Yuhang Li, Chenchen Zhang, Ruilin Lv, Ao Liu, Ken Deng, Yuanxing Zhang, Jiaheng Liu, Wiggin Zhou, Bo Zhou

2025-10-14

ReLook: Vision-Grounded RL with a Multimodal LLM Critic for Agentic Web Coding

Summary

This paper introduces ReLook, a new system designed to help AI models get better at creating code for websites and apps, specifically the part users *see* and interact with – the 'front-end'. It focuses on making sure the code actually *works* visually, not just that it's technically correct.

What's the problem?

Large language models are really good at writing the behind-the-scenes code that makes things function, but they struggle with front-end development. Unlike other types of code, front-end code is judged by how it *looks* on a screen and how well users can interact with it. It's hard for an AI to know if the website looks right just by reading the code; it needs to 'see' the result.
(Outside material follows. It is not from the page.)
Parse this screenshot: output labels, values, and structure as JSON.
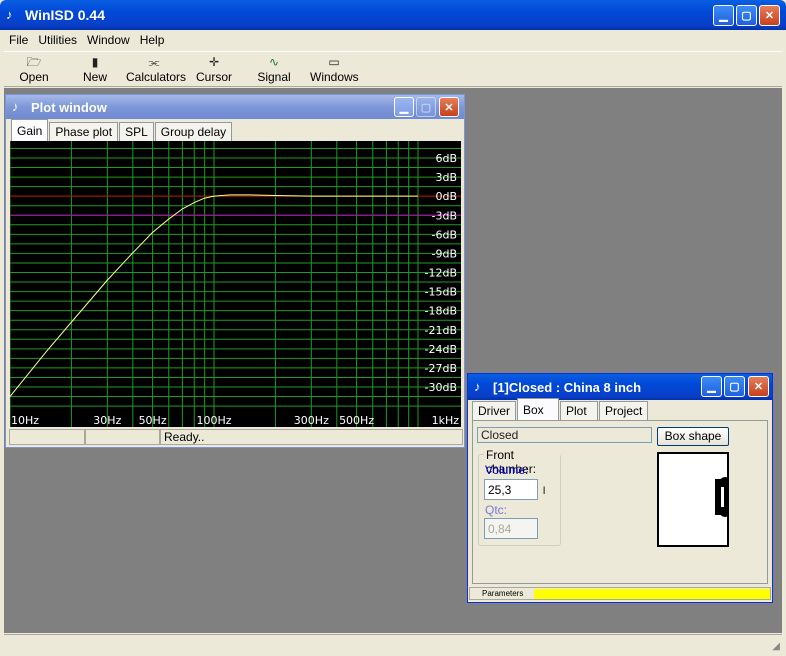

Existing methods don't reliably ensure the generated code actually renders a working, visually correct interface.

What's the solution?

The researchers created ReLook, which uses a system where an AI agent repeatedly generates code, then gets feedback based on screenshots of what that code produces. It's like a 'generate-check-improve' loop. A powerful AI model looks at the screenshot and gives a score, and also suggests specific changes. Importantly, the system *only* accepts improvements – it won't allow the code to get worse with each try. During actual use, the 'checking' part is removed to make it faster, but the AI still improves the code through repeated self-editing.

Why it matters?

This work is important because it significantly improves the ability of AI to create functional and visually appealing website and app interfaces. By focusing on what the user sees and using visual feedback, ReLook overcomes a major limitation of current AI code generation tools, potentially making it easier to build websites and apps with AI assistance.

Abstract

While Large Language Models (LLMs) excel at algorithmic code generation, they struggle with front-end development, where correctness is judged on rendered pixels and interaction. We present ReLook, an agentic, vision-grounded reinforcement learning framework that empowers an agent to close a robust generate--diagnose--refine loop by invoking a multimodal LLM (MLLM) as a tool. During training, the agent uses the MLLM-in-the-loop both as a visual critic--scoring code with screenshots--and as a source of actionable, vision-grounded feedback; a strict zero-reward rule for invalid renders anchors renderability and prevents reward hacking. To prevent behavioral collapse, we introduce Forced Optimization, a strict acceptance rule that admits only improving revisions, yielding monotonically better trajectories. At inference, we decouple the critic and run a lightweight, critic-free self-edit cycle, keeping latency comparable to base decoding while retaining most of the gains. Across three widely used benchmarks, ReLook consistently outperforms strong baselines in vision-grounded front-end code generation, highlighting the benefits of agentic perception, visual rewards, and training-inference decoupling.